Author : Bob Newbell

“May 18th is totally unacceptable!” says the Thrike admiral. “That date falls in the middle of the Feast of the Blessed Serrod, the Great and Enlightened. But on June 4th, then…THEN,” he raises his neck frill for emphasis,”you should beseech the Mother of All Creation to have mercy on your souls, for we assuredly will not!”

I take a sip of water and wait for the response from the Veydrel fleet commander.

“The Thrike representative is fully aware that our hatchlings will be returning to their learning cycle on June the 4th and that our people will be too busy attending to their young to engage in battle. Now, the 3rd of July, that will be the day history will record as the beginning of the end of the Thrike menace!”

It’ll go on like this for a while, I think. My mind wanders back to when we made first contact with the aliens. The Veydrel and Thrike fleets entered the solar system almost simultaneously from opposite directions. They each warned humanity about the alleged threat the other represented and asked to use Earth as a base of operations during the upcoming battle. The leaders of the world refused to take sides and offered to try to broker peace.

“August 12th!” yells the Veydrel.

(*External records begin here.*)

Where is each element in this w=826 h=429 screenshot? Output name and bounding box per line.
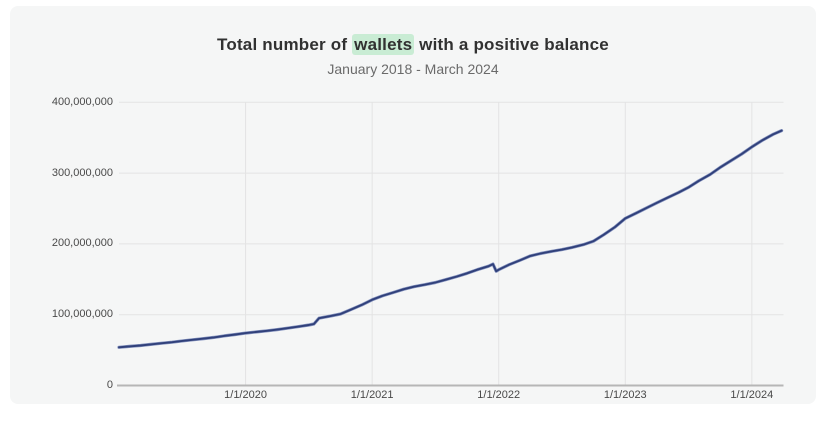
chart-panel (10, 6, 816, 404)
x-tick-label: 1/1/2022 (477, 389, 521, 401)
y-tick-label: 400,000,000 (51, 95, 113, 108)
chart-subtitle: January 2018 - March 2024 (327, 61, 499, 77)
y-tick-label: 0 (106, 379, 113, 391)
x-tick-label: 1/1/2021 (350, 389, 394, 401)
y-tick-label: 300,000,000 (51, 166, 113, 179)
wallets-series-line[interactable] (118, 129, 783, 349)
x-tick-label: 1/1/2023 (603, 389, 647, 401)
chart-title-suffix: with a positive balance (414, 35, 609, 54)
chart-title-prefix: Total number of (217, 35, 353, 54)
x-tick-label: 1/1/2024 (730, 389, 774, 401)
y-tick-label: 200,000,000 (51, 237, 113, 250)
chart-title: Total number of wallets with a positive … (0, 34, 826, 55)
x-tick-label: 1/1/2020 (224, 389, 267, 401)
y-tick-label: 100,000,000 (51, 308, 113, 321)
title-highlight-wallets: wallets (352, 34, 415, 55)
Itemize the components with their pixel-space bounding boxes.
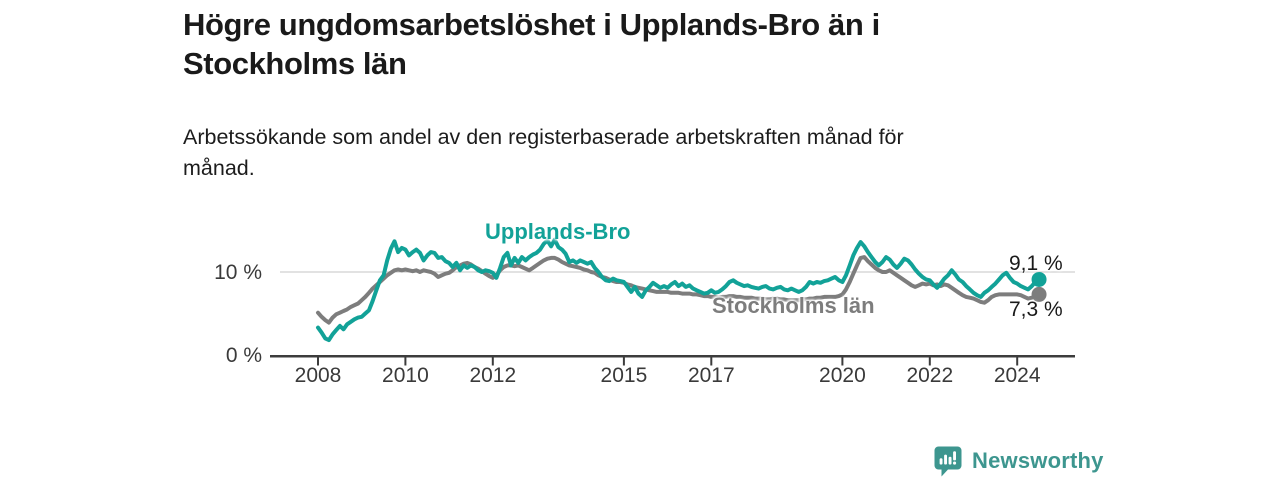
series-label-upplands-bro: Upplands-Bro <box>485 219 631 244</box>
x-axis-label-2020: 2020 <box>819 364 866 387</box>
subtitle-line-2: månad. <box>183 156 255 180</box>
x-axis-label-2022: 2022 <box>906 364 953 387</box>
title-line-1: Högre ungdomsarbetslöshet i Upplands-Bro… <box>183 7 880 42</box>
newsworthy-logo-text: Newsworthy <box>972 448 1104 473</box>
end-dot-stockholms-l-n <box>1031 286 1047 302</box>
line-upplands-bro <box>316 237 1042 343</box>
chart-subtitle: Arbetssökande som andel av den registerb… <box>183 122 904 184</box>
subtitle-line-1: Arbetssökande som andel av den registerb… <box>183 125 904 149</box>
x-axis-label-2008: 2008 <box>295 364 342 387</box>
newsworthy-speech-bubble-bar-chart-icon <box>934 446 962 477</box>
page-title: Högre ungdomsarbetslöshet i Upplands-Bro… <box>183 5 880 83</box>
end-value-label-upplands-bro: 9,1 % <box>1009 252 1063 275</box>
x-axis-label-2012: 2012 <box>469 364 516 387</box>
x-axis-label-2024: 2024 <box>994 364 1041 387</box>
x-axis-label-2017: 2017 <box>688 364 735 387</box>
end-dot-upplands-bro <box>1031 271 1047 287</box>
end-value-label-stockholms-lan: 7,3 % <box>1009 298 1063 321</box>
x-axis-label-2015: 2015 <box>601 364 648 387</box>
newsworthy-logo: Newsworthy <box>933 445 1104 477</box>
series-label-stockholms-lan: Stockholms län <box>712 293 875 318</box>
y-axis-label-10: 10 % <box>214 261 262 284</box>
y-axis-label-0: 0 % <box>226 344 262 367</box>
title-line-2: Stockholms län <box>183 46 407 81</box>
line-stockholms-l-n <box>316 255 1042 325</box>
x-axis-label-2010: 2010 <box>382 364 429 387</box>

My mind snaps back to the present. “That day,” the alien continues, raising a twelve-fingered hand in the air for emphasis, “the sky will burn with the fires from ten thousand Thrike ships!”

The Thrike leader looks at a computer screen and sighs, one of several humanisms he’s acquired. “I have to get my fangs sharpened August 12th. Give thanks to your gods that this dental appointment that I have already rescheduled twice has saved you from eternal damnation in the afterlife!”

I recall as a teenager being fascinated by the psychology and customs of the Thrike and the Veydrel concerning war. Neither species could comprehend concepts such as the first strike or the sneak attack. When American diplomats related the historical accounts of Pearl Harbor and 9/11, both groups of aliens had trouble recognizing either one as acts of war. “But they weren’t scheduled by mutual agreement of the combatants,” said one of the dumbfounded extraterrestrials.

“On September 28th,” says the Thrike, “the streets will run blue with the blood of– Wait. Our Festival of Merrymaking and your vacation both start that day. Nevermind.”

Something else we learned was that both civilizations were about ten thousand years older than recorded human history which meant they’d been around long enough for their calendars to fill up almost entirely with holidays and remembrance days and festivals and religious observances. So delegates like myself have been attending meetings like this for the last 40 years as both sides try to find a date without scheduling conflicts when they can go to war.

“Perhaps a skirmish could be undertaken late on October 21st,” suggests the Veydrel, “as your Imperial Foundation Day comes to a close and just before our Labor Drone Appreciation Day begins? No. No, the time would be insufficient.”

I sit here bored to tears like the other human delegates. At least the Thrike and Veydrel presence has allowed humanity to leapfrog a few centuries ahead technologically. I suppose decades of bureaucratic tedium is a small price to pay.

“Have a care, Veydrel!” admonishes the Thrike admiral. “Next year is a leap year on the human calendar! An extra day! Even now our calendrical tacticians are scouring the days and weeks to schedule your date with annihilation!”